Objective: The purpose of the study was to describe the range of abnormalities seen on cranial MR images of patients with Wilson's disease and correlate the findings with clinical severity, duration of disease, and duration of neurologic signs and symptoms before treatment. In those patients with serial studies, the changes on MR images were compared with the clinical response.
Subjects and methods: Twenty-five patients with Wilson's disease underwent MR imaging of the brain using conventional spin-echo sequences (n = 25), phase maps (n = 8), and partially refocused interleaved multiple-echo sequences (n = 5).
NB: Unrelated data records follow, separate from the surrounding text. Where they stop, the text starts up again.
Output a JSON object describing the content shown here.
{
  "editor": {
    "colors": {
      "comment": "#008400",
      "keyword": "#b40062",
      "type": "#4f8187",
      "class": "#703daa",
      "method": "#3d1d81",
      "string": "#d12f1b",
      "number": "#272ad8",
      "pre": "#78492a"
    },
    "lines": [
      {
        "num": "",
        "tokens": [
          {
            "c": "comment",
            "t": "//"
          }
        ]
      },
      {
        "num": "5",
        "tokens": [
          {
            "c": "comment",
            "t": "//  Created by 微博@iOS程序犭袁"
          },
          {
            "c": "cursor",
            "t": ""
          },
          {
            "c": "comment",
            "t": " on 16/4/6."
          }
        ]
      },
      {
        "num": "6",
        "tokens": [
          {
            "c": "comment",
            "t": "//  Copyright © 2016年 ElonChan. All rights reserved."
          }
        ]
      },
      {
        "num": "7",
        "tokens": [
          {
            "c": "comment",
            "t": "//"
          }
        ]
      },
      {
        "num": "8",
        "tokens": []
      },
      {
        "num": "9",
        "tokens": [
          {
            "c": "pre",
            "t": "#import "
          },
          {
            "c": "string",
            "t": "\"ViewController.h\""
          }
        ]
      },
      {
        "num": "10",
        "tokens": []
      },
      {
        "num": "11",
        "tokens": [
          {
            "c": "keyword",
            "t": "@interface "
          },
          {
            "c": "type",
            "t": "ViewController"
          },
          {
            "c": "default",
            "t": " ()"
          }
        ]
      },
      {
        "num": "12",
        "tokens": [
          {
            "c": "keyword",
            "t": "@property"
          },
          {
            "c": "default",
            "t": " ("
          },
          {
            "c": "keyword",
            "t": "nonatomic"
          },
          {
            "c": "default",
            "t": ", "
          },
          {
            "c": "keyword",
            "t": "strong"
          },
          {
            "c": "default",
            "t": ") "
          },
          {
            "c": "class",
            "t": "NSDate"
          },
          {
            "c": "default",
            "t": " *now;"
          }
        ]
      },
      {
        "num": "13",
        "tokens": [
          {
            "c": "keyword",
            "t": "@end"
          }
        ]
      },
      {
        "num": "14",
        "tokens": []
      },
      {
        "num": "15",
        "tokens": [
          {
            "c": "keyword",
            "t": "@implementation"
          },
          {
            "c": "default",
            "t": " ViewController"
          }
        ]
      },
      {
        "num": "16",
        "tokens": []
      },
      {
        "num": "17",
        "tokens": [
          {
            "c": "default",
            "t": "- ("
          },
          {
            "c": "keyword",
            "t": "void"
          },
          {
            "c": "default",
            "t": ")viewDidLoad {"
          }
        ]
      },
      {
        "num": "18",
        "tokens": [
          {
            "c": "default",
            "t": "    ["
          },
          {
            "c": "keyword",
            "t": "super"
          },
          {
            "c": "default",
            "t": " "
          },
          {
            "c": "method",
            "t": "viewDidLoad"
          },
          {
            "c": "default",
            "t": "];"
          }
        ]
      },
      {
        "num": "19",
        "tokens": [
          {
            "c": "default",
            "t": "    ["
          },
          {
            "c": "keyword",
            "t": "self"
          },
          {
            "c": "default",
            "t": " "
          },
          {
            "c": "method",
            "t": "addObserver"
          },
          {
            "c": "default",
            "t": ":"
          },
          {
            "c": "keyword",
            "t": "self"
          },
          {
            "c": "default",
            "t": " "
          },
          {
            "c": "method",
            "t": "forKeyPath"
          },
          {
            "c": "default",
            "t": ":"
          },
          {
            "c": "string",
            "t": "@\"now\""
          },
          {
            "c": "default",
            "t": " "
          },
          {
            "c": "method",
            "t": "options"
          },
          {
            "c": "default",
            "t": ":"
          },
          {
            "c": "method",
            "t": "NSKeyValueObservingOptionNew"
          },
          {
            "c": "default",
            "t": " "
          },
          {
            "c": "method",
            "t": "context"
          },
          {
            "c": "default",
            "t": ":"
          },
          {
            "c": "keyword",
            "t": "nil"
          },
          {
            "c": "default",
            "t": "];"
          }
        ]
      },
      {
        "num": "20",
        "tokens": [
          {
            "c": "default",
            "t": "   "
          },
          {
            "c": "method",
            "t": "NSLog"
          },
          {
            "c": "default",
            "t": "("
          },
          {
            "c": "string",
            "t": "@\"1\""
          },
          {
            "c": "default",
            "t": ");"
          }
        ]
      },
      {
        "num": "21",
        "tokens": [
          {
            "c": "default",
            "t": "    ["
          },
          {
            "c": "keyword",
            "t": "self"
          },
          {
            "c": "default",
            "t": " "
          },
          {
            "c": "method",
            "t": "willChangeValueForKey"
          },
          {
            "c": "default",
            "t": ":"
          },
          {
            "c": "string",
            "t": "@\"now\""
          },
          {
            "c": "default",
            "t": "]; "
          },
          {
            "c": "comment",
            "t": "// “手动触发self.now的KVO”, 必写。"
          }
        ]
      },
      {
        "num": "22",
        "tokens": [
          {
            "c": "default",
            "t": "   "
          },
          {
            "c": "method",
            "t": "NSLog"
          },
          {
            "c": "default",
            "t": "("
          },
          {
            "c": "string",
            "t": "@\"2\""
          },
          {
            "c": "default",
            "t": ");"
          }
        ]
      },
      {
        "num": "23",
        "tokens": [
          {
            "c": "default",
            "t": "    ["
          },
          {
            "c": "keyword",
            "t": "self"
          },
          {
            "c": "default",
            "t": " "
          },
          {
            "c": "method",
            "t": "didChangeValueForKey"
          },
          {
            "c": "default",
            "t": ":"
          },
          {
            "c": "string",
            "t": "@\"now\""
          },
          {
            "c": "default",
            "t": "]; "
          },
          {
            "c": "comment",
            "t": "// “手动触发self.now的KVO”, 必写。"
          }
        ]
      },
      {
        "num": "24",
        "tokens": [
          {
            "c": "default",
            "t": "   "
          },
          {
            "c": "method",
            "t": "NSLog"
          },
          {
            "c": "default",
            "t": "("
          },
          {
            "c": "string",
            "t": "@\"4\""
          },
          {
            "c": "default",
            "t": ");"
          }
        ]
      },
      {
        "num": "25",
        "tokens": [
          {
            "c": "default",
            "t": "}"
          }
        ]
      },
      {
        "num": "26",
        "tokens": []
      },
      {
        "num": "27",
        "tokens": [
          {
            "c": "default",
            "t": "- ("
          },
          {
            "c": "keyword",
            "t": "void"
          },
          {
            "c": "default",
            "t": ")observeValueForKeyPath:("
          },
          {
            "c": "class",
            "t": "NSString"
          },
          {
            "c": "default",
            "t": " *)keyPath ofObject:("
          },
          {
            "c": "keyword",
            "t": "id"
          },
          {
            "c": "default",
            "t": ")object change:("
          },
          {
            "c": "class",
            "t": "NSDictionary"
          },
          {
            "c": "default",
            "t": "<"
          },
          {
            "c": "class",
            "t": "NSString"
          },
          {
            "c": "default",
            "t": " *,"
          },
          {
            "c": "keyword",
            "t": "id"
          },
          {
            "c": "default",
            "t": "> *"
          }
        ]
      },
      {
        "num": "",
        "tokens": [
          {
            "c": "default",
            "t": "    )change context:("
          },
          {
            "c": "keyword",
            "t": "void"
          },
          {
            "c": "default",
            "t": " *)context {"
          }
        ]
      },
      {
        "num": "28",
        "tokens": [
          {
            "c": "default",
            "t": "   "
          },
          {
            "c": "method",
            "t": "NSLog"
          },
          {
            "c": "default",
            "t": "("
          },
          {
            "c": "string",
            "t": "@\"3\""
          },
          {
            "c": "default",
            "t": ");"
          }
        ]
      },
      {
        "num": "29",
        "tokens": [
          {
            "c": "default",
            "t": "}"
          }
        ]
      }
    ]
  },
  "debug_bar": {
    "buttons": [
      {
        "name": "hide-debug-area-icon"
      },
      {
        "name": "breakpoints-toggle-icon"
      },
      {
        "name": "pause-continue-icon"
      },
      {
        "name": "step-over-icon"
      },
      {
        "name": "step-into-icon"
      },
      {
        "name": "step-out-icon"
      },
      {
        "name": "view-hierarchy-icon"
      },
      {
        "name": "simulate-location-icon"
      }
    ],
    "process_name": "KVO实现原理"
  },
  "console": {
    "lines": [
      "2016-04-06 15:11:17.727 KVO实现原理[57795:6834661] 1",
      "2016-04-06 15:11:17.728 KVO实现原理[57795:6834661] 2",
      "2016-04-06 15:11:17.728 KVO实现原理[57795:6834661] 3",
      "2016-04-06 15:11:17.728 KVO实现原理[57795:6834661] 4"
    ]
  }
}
Results: MR imaging findings were abnormal in 22 patients and normal in three patients. The basal ganglia were interpreted as abnormal in 19 (86%) of 22 patients, involving the putamen in 19 (86%), the thalami in 12 (54%), the caudate head in 10 (45%), and the globus pallidus in nine (41%). We found a predilection for involvement of the outer rim of the putamen and the ventral nuclear mass of the thalami. The claustrum was abnormal in three patients. The midbrain was abnormal in 17 (77%) of these 22 patients, affecting predominantly the tegmentum but also the substantia nigra, red nuclei, inferior tectum, and crura. The pons was abnormal in 18 (82%) of 22 patients, and the cerebellum was abnormal in 11 patients (50%), with involvement of the superior and middle cerebellar peduncles. Atrophy was present in 18 (82%) of 22 patients, and cortical white matter changes were apparent in 13 (59%) of 22 patients. The scan of one untreated patient revealed shortening of the T1 relaxation time in the thalami, which was consistent with the paramagnetic effects of copper. Phase maps and partially refocused interleaved multiple-echo sequences performed in eight and five patients, respectively, and used to reveal a susceptibility change induced by iron or copper showed normal findings. We found a significant inverse relationship between severity, but not extent, of change in signal intensity and the length of untreated disease (p = .030) and the total duration of disease (p = .015). The study group was too small to show a correlation with clinical findings. Changes seen on MR images matched the clinical response to treatment in only two of the seven patients who underwent follow-up studies.
Conclusion: MR imaging revealed abnormalities in the basal ganglia, cerebral white matter, midbrain, pons, and cerebellum. The paramagnetic effects of copper were detected only in untreated patients. Patients with a longer duration of disease had less severe changes in signal intensity. MR imaging was of limited value in follow-up.